Encephalomyelitis associated with rheumatoid arthritis: a case report

Folia Neuropathol. 2021;59(1):91-97. doi: 10.5114/fn.2021.103805.

Abstract

Encephalitis/encephalomyelitis in the course of rheumatoid arthritis (RA) remains a matter of debate. We present a case of a patient with encephalomyelitis associated with RA confirmed with post-mortem neuropathological examination. A 68-year-old woman with a long-standing, seropositive history of RA presented progressive disturbances of consciousness. Magnetic resonance imaging (MRI) of the brain and cervical spine revealed an increase of signal intensity on T2-weighted and fluid attenuated inversion recovery (FLAIR) images with corresponding restricted diffusion involving cerebral peduncles, pons, medulla oblongata, and cervical spinal cord and mild contrast-enhancement of the right cerebral peduncle. Extensive radiological and laboratory testing, including autoantibodies to paraneoplastic anti-neuronal and neuronal cell surface antigens, were all negative except for elevated rheumatoid factor. Cerebrospinal fluid (CSF) analysis revealed moderate pleocytosis with mononuclear cell predominance, mildly increased protein level, and negative viral PCRs, bacterial cultures, flow cytometry, and neuronal surface antibodies. Despite intensive treatment with corticosteroids, antibiotics, antiviral drugs, and intravenous immunoglobulin the patient died after 3 months of hospitalization. Post-mortem neuropathological examination revealed numerous, disseminated, heterochronous ischaemic lesions, rarely with haemorrhagic transformation, predominantly in the brainstem, and widespread, diffuse microglia and T-cell infiltrations with neuronal loss and astrogliosis, most severe in the frontal and temporal lobes. Mild, perivascular lymphocyte T infiltrations involved particularly small and medium-sized vessels and were associated with brainstem ischaemic lesions.
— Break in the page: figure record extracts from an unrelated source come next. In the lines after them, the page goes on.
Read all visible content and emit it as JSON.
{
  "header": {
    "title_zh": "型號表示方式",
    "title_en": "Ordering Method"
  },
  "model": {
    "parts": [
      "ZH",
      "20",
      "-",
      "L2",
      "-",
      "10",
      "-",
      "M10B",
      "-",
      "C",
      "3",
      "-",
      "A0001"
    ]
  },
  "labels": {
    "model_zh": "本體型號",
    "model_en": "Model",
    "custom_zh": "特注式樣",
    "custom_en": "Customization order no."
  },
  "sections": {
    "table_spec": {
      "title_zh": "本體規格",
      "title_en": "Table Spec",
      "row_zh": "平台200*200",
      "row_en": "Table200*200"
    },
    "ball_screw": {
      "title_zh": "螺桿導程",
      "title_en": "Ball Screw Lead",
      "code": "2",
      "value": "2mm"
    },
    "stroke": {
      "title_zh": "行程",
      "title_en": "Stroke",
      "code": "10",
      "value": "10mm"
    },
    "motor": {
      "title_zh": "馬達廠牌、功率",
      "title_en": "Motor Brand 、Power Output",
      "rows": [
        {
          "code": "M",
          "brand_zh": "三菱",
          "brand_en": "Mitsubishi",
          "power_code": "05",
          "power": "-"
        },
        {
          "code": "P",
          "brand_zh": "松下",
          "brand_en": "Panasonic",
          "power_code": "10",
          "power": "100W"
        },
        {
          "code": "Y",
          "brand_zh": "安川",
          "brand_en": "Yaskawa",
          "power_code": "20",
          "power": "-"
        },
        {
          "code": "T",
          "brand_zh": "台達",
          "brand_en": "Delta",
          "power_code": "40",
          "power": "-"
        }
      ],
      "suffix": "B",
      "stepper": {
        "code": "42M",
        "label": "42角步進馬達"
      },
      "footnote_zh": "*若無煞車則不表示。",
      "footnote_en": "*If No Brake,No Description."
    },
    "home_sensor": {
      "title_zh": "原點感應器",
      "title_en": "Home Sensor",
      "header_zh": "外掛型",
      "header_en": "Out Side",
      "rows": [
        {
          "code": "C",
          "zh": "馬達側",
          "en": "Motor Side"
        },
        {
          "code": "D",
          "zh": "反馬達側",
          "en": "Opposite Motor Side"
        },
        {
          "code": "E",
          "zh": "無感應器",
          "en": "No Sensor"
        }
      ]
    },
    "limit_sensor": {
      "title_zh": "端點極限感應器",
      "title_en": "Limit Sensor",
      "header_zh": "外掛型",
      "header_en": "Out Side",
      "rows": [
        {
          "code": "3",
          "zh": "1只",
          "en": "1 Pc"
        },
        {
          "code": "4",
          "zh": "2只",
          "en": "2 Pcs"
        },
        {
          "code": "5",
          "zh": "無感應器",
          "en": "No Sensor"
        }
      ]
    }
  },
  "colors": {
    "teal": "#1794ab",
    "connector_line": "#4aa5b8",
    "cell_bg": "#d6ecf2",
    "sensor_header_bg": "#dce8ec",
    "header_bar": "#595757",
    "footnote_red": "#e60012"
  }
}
The neuropathological picture confirmed diagnosis of encephalomyelitis, which together with the clinical course suggested association with RA. Concluding, encepha-lomyelitis due to RA remains a challenging, controversial entity that needs further research and the establishment of effective diagnostic and treatment guidelines.

Keywords: encephalitis; neuropathology; rheumatoid arthritis; vasculitis; encephalomyelitis.